Bukan tanpa alasan ke KPU pake becak, ternyata ada historinya, Sinut Busup mengakui becak sangat berjasa dan pernah mewarnai hidupnya selama tujuh tahun di Wamena.
“Dulu saya abang becak, saya bisa sekolah pun dari narik becak,” katanya.
Ia menceritakan perjalanannya setelah lulus SD di Korupun tahun 1992 kemudian melanjutkan sekolah di Wamena.
“Keinginan untuk melanjutkan sekolah sangat kuat sekali, dari Korupun jalan kaki ke Wamena enam malam tujuh hari, jalan kaki dari jam empat pagi sampai jam enam sore, kalau ada perkampungan numpang tidur di masyarakat, kalau masih di tengah hutan belantara di mana ada gua batu, tidur bawah gua batu, sampai tiba Wamena .Tiba di Wamena tidak bisa langsung melanjutkan sekolah karena tidak ada biaya untuk sekolah, akhirnya saya narik becak, becak kecil warna kuning di belakang Lapas Wamena,” katanya.
Satu tahun kemudian tahun 1994, ia masuk sekolah di SMPN 1 Wamena, pulang sekolah narik becak, kadang bantu angkat barang di pasar Nayak.
“Selain narik becak saya juga pernah jadi buruh di toko bangunan, angkat semen, triplek dan bahan bangunan lainnya.
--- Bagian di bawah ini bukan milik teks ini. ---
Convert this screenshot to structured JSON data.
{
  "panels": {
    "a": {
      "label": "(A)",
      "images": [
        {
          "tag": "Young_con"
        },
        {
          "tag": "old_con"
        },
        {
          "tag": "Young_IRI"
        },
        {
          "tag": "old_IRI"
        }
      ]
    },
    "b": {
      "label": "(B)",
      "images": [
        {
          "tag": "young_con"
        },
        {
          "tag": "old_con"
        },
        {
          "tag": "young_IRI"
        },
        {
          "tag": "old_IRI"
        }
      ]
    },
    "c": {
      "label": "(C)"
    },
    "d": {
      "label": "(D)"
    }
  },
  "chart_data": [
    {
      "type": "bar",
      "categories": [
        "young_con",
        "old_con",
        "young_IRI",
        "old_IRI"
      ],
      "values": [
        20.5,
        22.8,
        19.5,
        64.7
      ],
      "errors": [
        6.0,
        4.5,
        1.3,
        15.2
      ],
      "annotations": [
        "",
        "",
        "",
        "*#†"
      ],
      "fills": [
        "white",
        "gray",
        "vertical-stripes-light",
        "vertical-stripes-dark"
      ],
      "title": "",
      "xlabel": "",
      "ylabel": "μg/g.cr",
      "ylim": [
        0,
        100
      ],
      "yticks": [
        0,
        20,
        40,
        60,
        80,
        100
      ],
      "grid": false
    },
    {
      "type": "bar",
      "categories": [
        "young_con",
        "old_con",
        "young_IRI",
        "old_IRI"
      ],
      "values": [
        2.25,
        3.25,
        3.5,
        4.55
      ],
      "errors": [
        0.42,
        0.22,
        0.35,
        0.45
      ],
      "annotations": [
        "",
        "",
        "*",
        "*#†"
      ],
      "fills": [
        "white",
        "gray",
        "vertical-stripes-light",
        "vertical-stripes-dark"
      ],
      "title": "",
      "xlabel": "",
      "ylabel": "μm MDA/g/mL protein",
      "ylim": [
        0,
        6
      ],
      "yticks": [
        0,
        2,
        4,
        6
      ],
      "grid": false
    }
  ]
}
Pokoknya kerja apa saja yang penting bisa makan dan sekolah,” katanya.
Ia pernah ditegur gurunya gara-gara seragam sekolahnya kotor sekali, lehernya badaki, entah berapa hari bajunya tidak dicuci karena tidak ada uang untuk beli sabun B-29, uang yang didapat dari narik becak hanya cukup untuk makan.
“Seragam kotor itu karena beli sabun saja susah, akhir nya ke sekolah pakai lagi tidak dicuci, pulang sekolah jalan kaki tidak ganti baju lanjut narik beca. Ibu guru lihat dan tanya “hey anak tidak bisa cuci baju seragam kah” saya hanya diam saja. Kemudian ibu guru bilang lagi ‘ Si Busup dengar kah tidak’ karena malu saya hanya garuk-garuk kepala, terakhir ibu guru bilang ‘pokoknya besok anak cuci baju sampai bersih baru datang ke sekolah. Begitu pulang saya buka baju seragam, memang betul seragam kotor sekali, apalagi di leher baju hitam seperti oli hitam yang lengket di kerah baju,” Sinut menceritakan.
Diakunya, saat itu Sinut punya seragam itu hanya satu, kadang dipake narik becak. Setelah lulus SMP tidak langsung lanjut ke SMA karena tidak ada biaya, menunggu sampai dua tahun kemudian baru bisa melanjutkan ke SMA. Lulus SMA merantau ke Jayapura dengan satu tekad melanjutkan sekolah, harus kuliah dan jadi sarjana.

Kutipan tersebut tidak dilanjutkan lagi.